ACRI continues its intensive work to promote and protect of freedom of expression and the right to protest – in the face of the ongoing violations of these fundamental rights.
Here’s a sample of the freedom of protest issues that ACRI dealt with in the past month alone:
- The summoning of social protest activists to police stations in order to gauge their plans for the summer: ACRI sent a letter to the Police Commissioner demanding that he put an end to this practice; published a clarification to protesters explaining that they have no legal obligation to accept these summonses; and issued another letter to protesters to inform them of their right to be represented by the Public Defender’s Office (June 13-14).
- Inviting right and left wing activists to “warning talks” with the General Security Service even though they were not suspected of breaking the law. This unacceptable practice dangerously restricts freedom of expression and is not appropriate in a free society (June 19).

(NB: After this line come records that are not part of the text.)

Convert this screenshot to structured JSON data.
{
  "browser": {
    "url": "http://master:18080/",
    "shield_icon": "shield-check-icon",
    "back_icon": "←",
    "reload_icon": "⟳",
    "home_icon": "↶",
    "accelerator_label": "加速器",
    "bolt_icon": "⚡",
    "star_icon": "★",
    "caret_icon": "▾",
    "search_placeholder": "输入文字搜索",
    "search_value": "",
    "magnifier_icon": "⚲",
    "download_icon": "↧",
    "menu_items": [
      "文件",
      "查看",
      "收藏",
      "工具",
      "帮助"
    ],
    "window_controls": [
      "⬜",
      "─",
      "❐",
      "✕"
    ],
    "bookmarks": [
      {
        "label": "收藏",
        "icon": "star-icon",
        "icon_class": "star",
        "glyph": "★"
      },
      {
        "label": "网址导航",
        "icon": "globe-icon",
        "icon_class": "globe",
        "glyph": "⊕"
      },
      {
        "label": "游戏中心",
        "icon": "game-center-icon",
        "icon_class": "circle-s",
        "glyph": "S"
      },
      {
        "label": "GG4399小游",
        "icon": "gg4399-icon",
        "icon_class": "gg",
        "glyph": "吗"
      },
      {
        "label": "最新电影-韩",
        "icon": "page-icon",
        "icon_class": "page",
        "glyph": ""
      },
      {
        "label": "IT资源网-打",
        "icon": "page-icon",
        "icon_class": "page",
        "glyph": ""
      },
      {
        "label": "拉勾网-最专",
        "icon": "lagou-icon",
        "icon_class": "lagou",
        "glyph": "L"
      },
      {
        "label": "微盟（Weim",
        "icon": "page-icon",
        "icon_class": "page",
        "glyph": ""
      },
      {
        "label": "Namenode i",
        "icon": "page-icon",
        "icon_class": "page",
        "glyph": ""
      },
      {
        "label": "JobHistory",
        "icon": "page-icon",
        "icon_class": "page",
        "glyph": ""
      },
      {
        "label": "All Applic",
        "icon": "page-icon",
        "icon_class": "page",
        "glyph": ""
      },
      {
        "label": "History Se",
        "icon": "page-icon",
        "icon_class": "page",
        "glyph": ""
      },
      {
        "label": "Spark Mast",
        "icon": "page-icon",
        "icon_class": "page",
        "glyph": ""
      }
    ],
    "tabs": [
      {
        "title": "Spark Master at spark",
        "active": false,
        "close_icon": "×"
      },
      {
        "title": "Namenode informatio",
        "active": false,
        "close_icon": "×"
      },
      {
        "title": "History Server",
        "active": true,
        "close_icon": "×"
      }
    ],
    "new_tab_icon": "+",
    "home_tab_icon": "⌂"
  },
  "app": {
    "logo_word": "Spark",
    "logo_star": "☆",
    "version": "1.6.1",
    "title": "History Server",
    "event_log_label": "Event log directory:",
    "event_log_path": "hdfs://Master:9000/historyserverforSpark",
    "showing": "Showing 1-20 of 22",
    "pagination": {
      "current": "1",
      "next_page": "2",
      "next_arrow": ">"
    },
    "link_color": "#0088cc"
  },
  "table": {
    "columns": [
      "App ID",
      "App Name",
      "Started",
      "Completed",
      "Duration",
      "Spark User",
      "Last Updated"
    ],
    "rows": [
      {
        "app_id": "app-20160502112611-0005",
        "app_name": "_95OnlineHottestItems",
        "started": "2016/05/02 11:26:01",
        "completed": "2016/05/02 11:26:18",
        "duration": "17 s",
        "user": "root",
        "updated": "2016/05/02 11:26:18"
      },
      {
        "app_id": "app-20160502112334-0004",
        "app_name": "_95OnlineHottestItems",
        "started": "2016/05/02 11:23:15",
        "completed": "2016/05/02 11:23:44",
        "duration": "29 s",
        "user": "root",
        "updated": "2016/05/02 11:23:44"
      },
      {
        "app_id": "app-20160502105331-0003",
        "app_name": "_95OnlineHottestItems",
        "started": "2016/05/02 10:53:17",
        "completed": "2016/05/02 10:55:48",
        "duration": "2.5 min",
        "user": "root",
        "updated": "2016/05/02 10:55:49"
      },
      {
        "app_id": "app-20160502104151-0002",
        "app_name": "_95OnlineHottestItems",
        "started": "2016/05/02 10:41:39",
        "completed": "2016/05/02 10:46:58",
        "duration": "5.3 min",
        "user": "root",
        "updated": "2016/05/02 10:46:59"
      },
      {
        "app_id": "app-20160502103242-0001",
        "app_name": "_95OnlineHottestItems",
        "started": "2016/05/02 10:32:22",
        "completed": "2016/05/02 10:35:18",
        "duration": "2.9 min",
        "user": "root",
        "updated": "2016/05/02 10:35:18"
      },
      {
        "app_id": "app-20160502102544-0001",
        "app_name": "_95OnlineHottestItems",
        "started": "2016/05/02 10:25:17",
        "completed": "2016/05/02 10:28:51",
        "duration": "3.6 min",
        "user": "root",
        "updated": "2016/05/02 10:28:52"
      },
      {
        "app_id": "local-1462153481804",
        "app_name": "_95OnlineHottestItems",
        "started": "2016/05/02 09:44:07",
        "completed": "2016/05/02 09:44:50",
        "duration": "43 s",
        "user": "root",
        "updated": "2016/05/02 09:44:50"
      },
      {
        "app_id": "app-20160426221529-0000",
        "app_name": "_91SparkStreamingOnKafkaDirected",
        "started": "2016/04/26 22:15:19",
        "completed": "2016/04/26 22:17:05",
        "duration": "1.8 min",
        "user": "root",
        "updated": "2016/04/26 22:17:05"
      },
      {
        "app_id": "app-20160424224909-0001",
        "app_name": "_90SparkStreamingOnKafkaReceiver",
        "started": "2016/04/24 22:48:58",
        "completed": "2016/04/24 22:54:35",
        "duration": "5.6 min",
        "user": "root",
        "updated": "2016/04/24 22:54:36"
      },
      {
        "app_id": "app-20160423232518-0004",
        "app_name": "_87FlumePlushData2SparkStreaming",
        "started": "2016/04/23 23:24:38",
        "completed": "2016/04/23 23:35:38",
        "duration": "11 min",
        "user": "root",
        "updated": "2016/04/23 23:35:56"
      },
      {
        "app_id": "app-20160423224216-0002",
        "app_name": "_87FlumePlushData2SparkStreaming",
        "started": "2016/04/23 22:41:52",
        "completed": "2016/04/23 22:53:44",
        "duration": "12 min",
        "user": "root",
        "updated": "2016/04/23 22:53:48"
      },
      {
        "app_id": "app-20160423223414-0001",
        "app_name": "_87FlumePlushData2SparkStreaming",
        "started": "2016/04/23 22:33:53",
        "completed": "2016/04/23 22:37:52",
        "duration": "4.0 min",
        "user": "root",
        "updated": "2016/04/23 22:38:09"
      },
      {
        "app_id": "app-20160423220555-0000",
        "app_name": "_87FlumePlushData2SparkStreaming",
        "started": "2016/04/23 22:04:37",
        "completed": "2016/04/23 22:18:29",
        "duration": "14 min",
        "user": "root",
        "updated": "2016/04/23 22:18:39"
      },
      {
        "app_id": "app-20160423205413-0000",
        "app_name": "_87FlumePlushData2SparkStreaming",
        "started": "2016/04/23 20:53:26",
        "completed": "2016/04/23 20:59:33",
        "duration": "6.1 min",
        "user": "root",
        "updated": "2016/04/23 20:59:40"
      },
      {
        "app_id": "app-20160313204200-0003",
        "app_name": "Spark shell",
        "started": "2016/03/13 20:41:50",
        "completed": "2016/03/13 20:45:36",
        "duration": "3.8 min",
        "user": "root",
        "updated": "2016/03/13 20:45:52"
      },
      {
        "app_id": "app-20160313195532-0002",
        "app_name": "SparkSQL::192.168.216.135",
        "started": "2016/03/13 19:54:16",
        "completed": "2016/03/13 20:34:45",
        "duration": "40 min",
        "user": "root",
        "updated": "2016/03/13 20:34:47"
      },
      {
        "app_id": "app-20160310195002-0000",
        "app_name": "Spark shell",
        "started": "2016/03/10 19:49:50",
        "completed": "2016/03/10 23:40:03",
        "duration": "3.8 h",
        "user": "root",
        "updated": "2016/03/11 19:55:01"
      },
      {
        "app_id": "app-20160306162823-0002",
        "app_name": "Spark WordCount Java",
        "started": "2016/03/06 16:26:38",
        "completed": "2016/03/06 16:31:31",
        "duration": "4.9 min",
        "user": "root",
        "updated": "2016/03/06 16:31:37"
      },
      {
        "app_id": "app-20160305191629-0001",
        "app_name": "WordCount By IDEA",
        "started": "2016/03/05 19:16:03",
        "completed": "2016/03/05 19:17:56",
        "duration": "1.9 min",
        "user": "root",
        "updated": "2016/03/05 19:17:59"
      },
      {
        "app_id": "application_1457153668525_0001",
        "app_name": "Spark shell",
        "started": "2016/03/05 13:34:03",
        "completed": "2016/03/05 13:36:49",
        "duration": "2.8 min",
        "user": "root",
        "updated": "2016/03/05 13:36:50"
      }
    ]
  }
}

- Following the work of ACRI and B’Tselem, the Israeli army announced that it will avoid using dogs to disperse demonstrations in the Occupied Territories. The wrongfulness of using dogs to disperse demonstrations is not only based on the physical danger that a dog constitutes for demonstrators, but also on the severe injury to human dignity that this type of “means of dispersal” inherently entails (June 17).
- However, all Palestinian protest activity – including explicitly nonviolent activity – is still criminalized within the Israeli system in the West Bank. This is exemplified by the case of Muhammad Amirah, who was arrested a year ago while sitting on the ground in front of a tractor repeating the phrase “I am not engaging in violence” and is currently still held by Israeli authorities. Amirah’s case does not include any charges or mentions of violence and is thus an important example of the criminalization of all political activity by Palestinians in the West Bank (June 20).
- ACRI sent a letter to the Tel Aviv Municipality’s Legal Adviser (Hebrew), following the city’s attempts to prohibit a small protest encampment in Rabin Square and refusal to issue a permit for this encampment – despite the fact that there is no need for such a permit (June 6).
- Following the accumulation of testimonies regarding police violence in the social justice demonstration in Tel Aviv, ACRI sent a letter to the Tel Aviv District Police Commander, demanding that he act to curb illegal police treatment of demonstrators (May 31).
- Following the sweeping refusal of the Jerusalem police to approve demonstrations in two of the city’s main squares – Paris Square and Zion Square – ACRI sent a letter to the police, warning that this sweeping refusal is illegal (May 30).
- ACRI Attorney Sharona Eliahu-Chai sent a letter to the Police Legal Adviser, following illegal conditions in a permit issued for a demonstration in Be’er Sheva (Hebrew). The police conditioned the permit on the requirement that “there will be no signs that damage Israel’s name” (May 20).
- Ahead of the Knesset discussion of the Proposed Law to Prohibit the Use of Nazi Symbols and Epithets, ACRI Attorney Lila Margalit sent a letter to MK David Rotem, Chair of the Constitution Committee, urging him to oppose the law. The letter noted that “Freedom of expression includes the right to make forceful, trenchant and even offensive comments […] The social legitimacy of the use of the symbols of the Holocaust in political and public discourse is a complex issue that warrants free discussion in the ‘marketplace of ideas.’ This is not a matter that should be addressed by means of criminal law” (May 29).